Waiting for change, Soweto 2013.


These two little boys started dancing and singing for us as we passed them on our bicycles.


A sign I saw over a shack in the neighbourhood.


Every day may not be good, but be there something good in every day.


Our second stop on our bicycle journey was inside a small shack where we sat down around a small wooden bench/table to sip on zamalek (750ml beer in a bottle) and nibble on cow cheeks dipped in salt and spice. Needless to say, we ate it all.


Being taught to use our hands to dip the cow cheek first in salt and then in spice. They made us Millie Meal - a white sticky starch like food - to calm down our taste buds which were going berserk from the spice. 







In honour of my birthday, the bicycle tour stopped at the local shebeen to celebrate with zamalek, the local beer!

A friend for life.

Celebrating my birthday with the Soweto locals - local is lekker!

Lunch in the form of Bunny Chow was waiting for us on our return from the bicycle tour.  This includes curry wedged firmly between two thick pieces of bread. Lebo's child in the photograph, enjoying lunch with the tourists :)



My Bunny Chow.


Surprise birthday party! :)

Lebo, founding owner of Lebo's Backpackers in Soweto.



Even the gardener took part in the birthday festivities! :)

Lebo's staff took me out for a night on the town for a birthday treat!


The wonderful ladies at Lebo's Backpackers in Soweto.

The pool table in the entertainment courtyard.
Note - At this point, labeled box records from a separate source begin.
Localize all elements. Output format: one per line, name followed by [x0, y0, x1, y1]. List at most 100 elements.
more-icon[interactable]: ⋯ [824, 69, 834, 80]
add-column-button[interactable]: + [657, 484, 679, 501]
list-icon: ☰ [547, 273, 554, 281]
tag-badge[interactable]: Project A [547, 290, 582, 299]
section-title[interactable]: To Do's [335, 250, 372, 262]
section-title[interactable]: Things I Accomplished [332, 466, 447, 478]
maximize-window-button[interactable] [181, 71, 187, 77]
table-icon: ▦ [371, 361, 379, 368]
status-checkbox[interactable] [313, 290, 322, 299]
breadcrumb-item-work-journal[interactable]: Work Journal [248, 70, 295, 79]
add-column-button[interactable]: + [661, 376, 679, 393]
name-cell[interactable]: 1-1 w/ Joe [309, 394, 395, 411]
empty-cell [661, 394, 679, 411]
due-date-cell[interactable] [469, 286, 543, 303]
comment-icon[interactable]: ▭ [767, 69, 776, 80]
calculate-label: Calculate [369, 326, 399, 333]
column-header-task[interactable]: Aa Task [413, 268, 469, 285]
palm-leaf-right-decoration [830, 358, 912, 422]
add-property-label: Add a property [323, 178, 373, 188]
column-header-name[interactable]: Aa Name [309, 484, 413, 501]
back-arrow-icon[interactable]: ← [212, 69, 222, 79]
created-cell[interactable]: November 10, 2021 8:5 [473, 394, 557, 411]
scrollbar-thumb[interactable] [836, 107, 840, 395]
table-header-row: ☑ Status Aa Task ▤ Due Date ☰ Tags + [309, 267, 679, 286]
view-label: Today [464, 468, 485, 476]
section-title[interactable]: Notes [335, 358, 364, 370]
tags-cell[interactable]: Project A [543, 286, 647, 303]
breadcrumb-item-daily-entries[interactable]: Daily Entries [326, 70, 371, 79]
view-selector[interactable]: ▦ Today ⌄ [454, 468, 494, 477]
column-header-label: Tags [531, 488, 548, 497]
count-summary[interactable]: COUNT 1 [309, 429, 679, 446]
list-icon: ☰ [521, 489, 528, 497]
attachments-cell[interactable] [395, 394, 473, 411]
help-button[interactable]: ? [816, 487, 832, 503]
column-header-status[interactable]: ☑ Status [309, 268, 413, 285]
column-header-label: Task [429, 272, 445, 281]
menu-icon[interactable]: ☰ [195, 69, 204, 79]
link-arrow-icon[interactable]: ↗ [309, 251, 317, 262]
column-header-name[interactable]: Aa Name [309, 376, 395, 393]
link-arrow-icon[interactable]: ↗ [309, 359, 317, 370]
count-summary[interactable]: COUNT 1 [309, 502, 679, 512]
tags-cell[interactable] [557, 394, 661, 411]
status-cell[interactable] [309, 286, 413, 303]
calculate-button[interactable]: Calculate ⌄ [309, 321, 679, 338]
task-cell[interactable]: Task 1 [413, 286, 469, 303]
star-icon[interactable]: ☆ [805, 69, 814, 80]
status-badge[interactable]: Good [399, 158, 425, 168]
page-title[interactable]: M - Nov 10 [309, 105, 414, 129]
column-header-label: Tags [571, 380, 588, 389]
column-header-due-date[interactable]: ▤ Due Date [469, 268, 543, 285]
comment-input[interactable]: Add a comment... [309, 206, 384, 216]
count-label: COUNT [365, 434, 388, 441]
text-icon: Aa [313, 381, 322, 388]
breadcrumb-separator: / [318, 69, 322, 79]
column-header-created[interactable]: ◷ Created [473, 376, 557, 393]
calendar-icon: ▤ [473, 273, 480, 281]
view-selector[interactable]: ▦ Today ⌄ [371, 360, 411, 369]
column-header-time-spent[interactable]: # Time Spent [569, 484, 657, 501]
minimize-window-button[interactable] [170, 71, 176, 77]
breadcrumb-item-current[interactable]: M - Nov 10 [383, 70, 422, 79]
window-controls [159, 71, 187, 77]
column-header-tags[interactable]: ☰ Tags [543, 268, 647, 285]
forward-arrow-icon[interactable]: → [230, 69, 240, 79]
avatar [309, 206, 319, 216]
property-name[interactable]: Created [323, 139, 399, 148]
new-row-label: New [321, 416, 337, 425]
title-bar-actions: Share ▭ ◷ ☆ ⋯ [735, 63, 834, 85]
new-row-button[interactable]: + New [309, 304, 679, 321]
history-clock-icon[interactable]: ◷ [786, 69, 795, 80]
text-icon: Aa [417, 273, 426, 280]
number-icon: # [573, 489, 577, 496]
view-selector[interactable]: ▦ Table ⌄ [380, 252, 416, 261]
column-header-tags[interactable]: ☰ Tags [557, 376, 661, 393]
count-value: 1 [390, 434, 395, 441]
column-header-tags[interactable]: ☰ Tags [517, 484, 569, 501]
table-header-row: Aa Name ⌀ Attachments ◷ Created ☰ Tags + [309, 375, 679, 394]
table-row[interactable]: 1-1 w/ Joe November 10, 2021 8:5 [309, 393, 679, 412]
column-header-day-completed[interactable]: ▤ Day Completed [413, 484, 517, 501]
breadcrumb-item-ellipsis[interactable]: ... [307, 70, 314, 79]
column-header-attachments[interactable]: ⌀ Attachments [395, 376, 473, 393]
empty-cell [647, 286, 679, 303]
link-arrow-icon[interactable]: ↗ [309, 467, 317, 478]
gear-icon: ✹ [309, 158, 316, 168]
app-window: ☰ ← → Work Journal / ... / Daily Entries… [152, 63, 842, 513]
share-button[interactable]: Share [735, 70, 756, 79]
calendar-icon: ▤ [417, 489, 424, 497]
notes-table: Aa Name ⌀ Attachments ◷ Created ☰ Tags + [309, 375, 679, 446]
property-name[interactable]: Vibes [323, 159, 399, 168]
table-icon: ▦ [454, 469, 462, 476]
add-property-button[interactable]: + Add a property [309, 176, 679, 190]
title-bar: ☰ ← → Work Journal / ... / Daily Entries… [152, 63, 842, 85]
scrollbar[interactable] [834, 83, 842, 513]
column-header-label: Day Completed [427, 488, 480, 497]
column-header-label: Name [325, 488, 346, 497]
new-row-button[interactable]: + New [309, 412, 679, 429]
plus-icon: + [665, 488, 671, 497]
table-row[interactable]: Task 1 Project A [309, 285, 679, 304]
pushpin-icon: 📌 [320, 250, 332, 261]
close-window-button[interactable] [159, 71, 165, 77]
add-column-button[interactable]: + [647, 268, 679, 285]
Rustic spaces with hints of Africa.


The Rastafarian Bar with the same 'honesty tab' concept as Bulungula.

Fire pit.

There are many musical instruments hanging around which you are free to play if that is in your nature. I definitely got my hands on a few of the acoustic guitars and bongo drums.







2 comments:

  1. Replies
    1. It has been seven years almost to the day, and it is a birthday I shall never forget!